With the diagnostic data collected, the agent's "brain" must **decide** on the most probable cause. We'll create a simple rule-based function that analyzes the evidence and forms a conclusion.

In [None]:
def run_anomaly_diagnostics(timestamp):
    """The main agent logic that runs diagnostics and makes a decision."""
    print("\n--- AI Agent Anomaly Report ---")
    print(f"Trigger: CPU usage anomaly detected at {timestamp.time()}\n")
    
    print("[Step 1] Running diagnostics...")
    top_processes = check_top_processes(timestamp)
    app_logs = check_app_logs(timestamp)
    deployment_info = check_recent_deployments(timestamp)
    print("[Step 1] Diagnostics complete.\n")
    time.sleep(1) # For dramatic effect

    print("[Step 2] Analyzing results...")
    # Find the process with the highest CPU
    high_cpu_process = top_processes.loc[top_processes['cpu_percent'].idxmax()]
    
    # Define rules for decision making
    suspected_cause = "Undetermined"
    recommended_action = "Escalate to human operator for manual investigation."
    
    is_memory_error = 'OutOfMemoryError' in app_logs or 'Java heap space' in app_logs
    is_app_server = 'java' in high_cpu_process['command']
    
    if high_cpu_process['cpu_percent'] > 90 and is_app_server and is_memory_error:
        suspected_cause = f"The '{high_cpu_process['command'].split()[0]}' application is unresponsive due to a Java heap space error."
        recommended_action = f"Restart the '{high_cpu_process['command'].split()[0]}' process (PID: {high_cpu_process['pid']}) to clear its memory state."
    
    print("[Step 2] Analysis complete.\n")
    time.sleep(1)
    
    # Compile the final report
    report = {
        'findings': [
            f"Process '{high_cpu_process['command'].split()[0]}' (PID: {high_cpu_process['pid']}) is using {high_cpu_process['cpu_percent']}% CPU.",
            f"Found critical error in application logs: '{app_logs.splitlines()[2].strip()}'.",
            deployment_info
        ],
        'cause': suspected_cause,
        'action': recommended_action
    }
    
    return report

### Part 4: The Response (Act)

Finally, the agent must **act**. In this simulation, the action is to present its findings in a clear, human-readable report. In a real-world scenario, this could mean automatically creating a high-priority ticket, posting a message to a Slack channel, or even attempting a safe, automated remediation step.

In [None]:
# Trigger the agent's workflow
final_report = run_anomaly_diagnostics(anomaly_timestamp)

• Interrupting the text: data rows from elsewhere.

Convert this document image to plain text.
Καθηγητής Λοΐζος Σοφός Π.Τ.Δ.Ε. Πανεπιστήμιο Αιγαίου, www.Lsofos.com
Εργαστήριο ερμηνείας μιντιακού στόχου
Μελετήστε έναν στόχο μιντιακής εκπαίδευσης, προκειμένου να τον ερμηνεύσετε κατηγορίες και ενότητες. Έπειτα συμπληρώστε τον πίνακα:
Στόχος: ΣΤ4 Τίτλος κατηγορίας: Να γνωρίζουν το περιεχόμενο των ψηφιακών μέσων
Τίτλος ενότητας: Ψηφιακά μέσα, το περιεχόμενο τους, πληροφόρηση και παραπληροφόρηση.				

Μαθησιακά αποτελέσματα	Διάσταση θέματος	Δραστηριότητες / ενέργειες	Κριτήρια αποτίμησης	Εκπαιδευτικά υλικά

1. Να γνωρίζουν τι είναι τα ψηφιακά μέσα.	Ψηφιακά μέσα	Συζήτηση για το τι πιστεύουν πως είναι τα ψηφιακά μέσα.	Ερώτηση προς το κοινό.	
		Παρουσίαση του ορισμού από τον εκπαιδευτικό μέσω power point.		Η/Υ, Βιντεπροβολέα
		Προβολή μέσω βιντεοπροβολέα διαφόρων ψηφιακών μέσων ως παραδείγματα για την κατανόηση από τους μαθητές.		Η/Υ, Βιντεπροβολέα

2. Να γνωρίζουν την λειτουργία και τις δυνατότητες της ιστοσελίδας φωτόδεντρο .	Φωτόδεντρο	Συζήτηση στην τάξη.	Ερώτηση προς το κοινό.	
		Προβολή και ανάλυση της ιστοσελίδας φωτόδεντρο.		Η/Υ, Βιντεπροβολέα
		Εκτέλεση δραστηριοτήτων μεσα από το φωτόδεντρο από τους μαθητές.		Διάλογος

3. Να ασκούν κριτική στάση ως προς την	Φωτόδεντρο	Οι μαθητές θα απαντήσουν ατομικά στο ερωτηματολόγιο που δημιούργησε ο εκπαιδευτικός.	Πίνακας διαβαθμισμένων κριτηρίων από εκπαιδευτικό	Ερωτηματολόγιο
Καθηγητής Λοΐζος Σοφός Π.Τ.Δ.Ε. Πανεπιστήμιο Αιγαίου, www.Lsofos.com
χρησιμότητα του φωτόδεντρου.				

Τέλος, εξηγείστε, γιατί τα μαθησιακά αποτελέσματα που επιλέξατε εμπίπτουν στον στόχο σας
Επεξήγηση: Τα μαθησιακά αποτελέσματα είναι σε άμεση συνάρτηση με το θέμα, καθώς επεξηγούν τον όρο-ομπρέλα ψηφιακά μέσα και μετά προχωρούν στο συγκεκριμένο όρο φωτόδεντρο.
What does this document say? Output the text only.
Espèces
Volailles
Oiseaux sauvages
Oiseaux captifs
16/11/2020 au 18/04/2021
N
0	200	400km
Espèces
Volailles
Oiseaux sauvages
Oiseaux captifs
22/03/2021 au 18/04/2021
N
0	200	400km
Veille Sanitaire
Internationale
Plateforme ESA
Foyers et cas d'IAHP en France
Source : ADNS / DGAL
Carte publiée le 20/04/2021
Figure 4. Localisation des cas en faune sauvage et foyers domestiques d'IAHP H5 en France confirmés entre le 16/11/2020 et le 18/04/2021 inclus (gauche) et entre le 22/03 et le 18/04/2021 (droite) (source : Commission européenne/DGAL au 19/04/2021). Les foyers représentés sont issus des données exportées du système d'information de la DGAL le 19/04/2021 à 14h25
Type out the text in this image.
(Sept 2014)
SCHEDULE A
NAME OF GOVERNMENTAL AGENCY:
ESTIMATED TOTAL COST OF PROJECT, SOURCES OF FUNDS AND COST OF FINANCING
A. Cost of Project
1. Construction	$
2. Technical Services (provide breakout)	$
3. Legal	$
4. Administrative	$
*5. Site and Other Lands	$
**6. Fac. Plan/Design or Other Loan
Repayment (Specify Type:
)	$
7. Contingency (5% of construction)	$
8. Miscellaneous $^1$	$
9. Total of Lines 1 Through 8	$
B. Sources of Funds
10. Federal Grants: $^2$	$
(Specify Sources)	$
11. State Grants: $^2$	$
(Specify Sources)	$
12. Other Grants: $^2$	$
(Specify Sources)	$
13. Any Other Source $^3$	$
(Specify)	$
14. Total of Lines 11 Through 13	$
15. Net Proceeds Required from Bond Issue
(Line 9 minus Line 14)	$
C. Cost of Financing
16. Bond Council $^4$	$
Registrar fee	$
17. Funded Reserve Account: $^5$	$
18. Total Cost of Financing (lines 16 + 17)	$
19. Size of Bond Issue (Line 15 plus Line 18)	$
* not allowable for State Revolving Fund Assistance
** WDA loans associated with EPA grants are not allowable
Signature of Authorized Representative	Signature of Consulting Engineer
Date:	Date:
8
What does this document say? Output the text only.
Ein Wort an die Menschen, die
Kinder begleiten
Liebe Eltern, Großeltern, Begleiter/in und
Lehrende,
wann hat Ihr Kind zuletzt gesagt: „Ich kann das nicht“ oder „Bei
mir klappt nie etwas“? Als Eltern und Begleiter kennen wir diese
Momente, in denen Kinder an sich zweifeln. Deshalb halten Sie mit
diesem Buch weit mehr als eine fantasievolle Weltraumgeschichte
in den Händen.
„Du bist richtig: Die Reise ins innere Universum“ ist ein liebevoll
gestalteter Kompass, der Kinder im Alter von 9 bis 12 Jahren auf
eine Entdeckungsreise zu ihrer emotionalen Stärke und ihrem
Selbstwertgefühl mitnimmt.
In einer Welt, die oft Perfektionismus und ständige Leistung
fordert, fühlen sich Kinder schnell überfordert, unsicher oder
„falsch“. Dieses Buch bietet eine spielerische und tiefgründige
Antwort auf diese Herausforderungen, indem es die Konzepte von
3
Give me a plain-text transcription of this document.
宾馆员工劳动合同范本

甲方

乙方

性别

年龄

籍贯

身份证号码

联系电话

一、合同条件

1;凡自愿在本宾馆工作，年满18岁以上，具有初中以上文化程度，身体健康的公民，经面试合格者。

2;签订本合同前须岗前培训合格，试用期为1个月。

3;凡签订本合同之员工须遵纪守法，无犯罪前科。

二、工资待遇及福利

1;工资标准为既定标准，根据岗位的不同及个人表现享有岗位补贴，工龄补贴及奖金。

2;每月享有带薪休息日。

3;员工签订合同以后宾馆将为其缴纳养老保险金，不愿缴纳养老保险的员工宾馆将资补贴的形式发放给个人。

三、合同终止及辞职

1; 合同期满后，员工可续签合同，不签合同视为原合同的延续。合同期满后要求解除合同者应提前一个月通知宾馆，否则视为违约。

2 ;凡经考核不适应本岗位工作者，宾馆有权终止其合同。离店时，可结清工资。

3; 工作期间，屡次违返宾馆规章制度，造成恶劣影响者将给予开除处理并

print("[Step 3] Generating final report...\n")
print("========================================")
print("              FINDINGS")
print("----------------------------------------")
for finding in final_report['findings']:
    print(f"- {finding}")
print("
----------------------------------------")
print("           CONCLUSION")
print("----------------------------------------")
print(f"Probable Cause: {final_report['cause']}")
print(f"
Recommended Action: {final_report['action']}")
print("========================================")

### Conclusion

This notebook has demonstrated a simplified but powerful concept in AIOps: an autonomous agent for incident response. By following the **Observe-Orient-Decide-Act** loop, the agent was able to:

1.  **Observe:** Detect a CPU spike.
2.  **Orient:** Correlate the spike with high CPU usage from a specific process and a critical memory error in the logs.
3.  **Decide:** Conclude that the application's memory leak was the root cause.
4.  **Act:** Recommend a specific, actionable remediation step (restarting the process).

Implementing such agents can dramatically reduce the Mean Time to Resolution (MTTR) for common incidents, freeing up human engineers to focus on more complex problems.